3. Although the stockings are knitted to the shape of a woman's leg, they are also "boarded" - each stocking is put on a dummy of a leg and steamed at a high temperature to tighten the knit, define the leg shape and remove creases.
4. Finally each stocking is checked again for quality control, and then matched with a pair of identical size and carefully packed for sale.
Heel Types
There are four different styles of reinforcing for a stocking heel; these are all based on a small triangular reinforcement extending slightly up the back of the ankle.
1. French point heel: this can just be called a "Point Heel" or "French heel" and sometimes a "swing heel". A basic triangle with the point extending up to the seam of the stocking.
2. Cuban heel: Similar in shape to the French heel except the Cuban heel is flat at the top.
3. Havana heel: similar to the Cuban heel in shape except that the Havana heel is wider than the Cuban.
4. Manhattan heel: This is similar to the Cuban heel however the Manhattan is fancier with a additional row of stitching around the edge, it is suppose to resemble a Manhattan skyscraper.
Anatomy of fully fashioned stockings:
Welt:- Reinforced area at the top of a stocking where the stocking is clipped onto the garter.
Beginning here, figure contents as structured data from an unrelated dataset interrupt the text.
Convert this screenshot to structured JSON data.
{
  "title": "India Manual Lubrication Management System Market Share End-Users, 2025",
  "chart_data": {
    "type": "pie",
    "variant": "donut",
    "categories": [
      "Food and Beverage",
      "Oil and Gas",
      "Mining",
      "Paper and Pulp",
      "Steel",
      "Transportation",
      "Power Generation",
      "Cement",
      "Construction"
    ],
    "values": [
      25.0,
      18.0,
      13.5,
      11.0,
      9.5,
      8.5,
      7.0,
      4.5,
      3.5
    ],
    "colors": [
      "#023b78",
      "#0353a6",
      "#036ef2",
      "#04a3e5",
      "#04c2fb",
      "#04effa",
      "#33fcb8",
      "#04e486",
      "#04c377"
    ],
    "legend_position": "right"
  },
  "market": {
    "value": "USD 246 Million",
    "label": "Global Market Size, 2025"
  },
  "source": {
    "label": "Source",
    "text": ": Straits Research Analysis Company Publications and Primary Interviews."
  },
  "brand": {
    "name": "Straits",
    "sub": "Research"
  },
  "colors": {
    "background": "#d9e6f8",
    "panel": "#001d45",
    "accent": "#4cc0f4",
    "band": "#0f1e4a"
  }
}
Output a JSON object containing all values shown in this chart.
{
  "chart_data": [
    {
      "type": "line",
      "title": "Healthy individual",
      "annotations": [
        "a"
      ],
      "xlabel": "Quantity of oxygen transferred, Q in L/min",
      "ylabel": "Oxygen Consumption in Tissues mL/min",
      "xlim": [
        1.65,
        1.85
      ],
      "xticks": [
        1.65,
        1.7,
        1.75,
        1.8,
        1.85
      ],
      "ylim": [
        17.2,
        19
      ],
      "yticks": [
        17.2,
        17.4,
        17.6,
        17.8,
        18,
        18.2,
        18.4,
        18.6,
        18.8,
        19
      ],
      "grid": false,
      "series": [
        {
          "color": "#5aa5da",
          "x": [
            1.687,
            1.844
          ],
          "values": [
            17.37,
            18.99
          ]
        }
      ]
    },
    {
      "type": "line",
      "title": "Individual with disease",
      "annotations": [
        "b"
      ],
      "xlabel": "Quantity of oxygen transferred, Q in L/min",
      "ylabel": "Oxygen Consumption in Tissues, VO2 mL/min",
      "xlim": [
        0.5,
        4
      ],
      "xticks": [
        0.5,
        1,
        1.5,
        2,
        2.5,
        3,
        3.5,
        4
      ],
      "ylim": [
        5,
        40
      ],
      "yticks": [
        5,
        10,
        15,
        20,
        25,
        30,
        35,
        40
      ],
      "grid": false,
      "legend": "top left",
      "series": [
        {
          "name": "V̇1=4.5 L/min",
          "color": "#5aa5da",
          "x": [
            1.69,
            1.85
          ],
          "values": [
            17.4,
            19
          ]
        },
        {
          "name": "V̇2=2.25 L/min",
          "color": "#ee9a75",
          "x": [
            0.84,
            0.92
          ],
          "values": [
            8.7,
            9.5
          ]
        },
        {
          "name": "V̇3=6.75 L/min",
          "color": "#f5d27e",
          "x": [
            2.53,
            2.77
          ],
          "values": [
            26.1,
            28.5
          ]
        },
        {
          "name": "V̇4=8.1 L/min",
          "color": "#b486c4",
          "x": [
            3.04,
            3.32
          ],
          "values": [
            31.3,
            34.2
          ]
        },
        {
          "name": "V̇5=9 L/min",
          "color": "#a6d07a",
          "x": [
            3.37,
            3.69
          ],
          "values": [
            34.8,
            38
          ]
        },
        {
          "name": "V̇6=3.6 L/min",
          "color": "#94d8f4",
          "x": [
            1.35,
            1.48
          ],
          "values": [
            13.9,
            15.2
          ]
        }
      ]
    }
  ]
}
Usually a double thickness of fabric folded over at the top and sewn onto the stocking above the run guard.
Finishing Loop:- Hole at the top of the seam where the seaming machinist finished the seam and turned the welt in a circle.
Run Guard:- A narrow strip below the welt designed to catch any runs which may develop. (see Under Welt)
Fully fashioned leg
Reinforced heel, toe and foot:- Much of the wear on a pair of stockings is where the foot touches the toes and shoe; so hosiery manufactures added reinforcement to these area in a attempt the extend the life of the stocking. This reinforcement starts off going over the toe area and continuing under the ball of the foot to the heel and going up the back of the ankle to join into the seam. By 1960 stockings knitted without the seam still had reinforcement--they are called RHT stockings.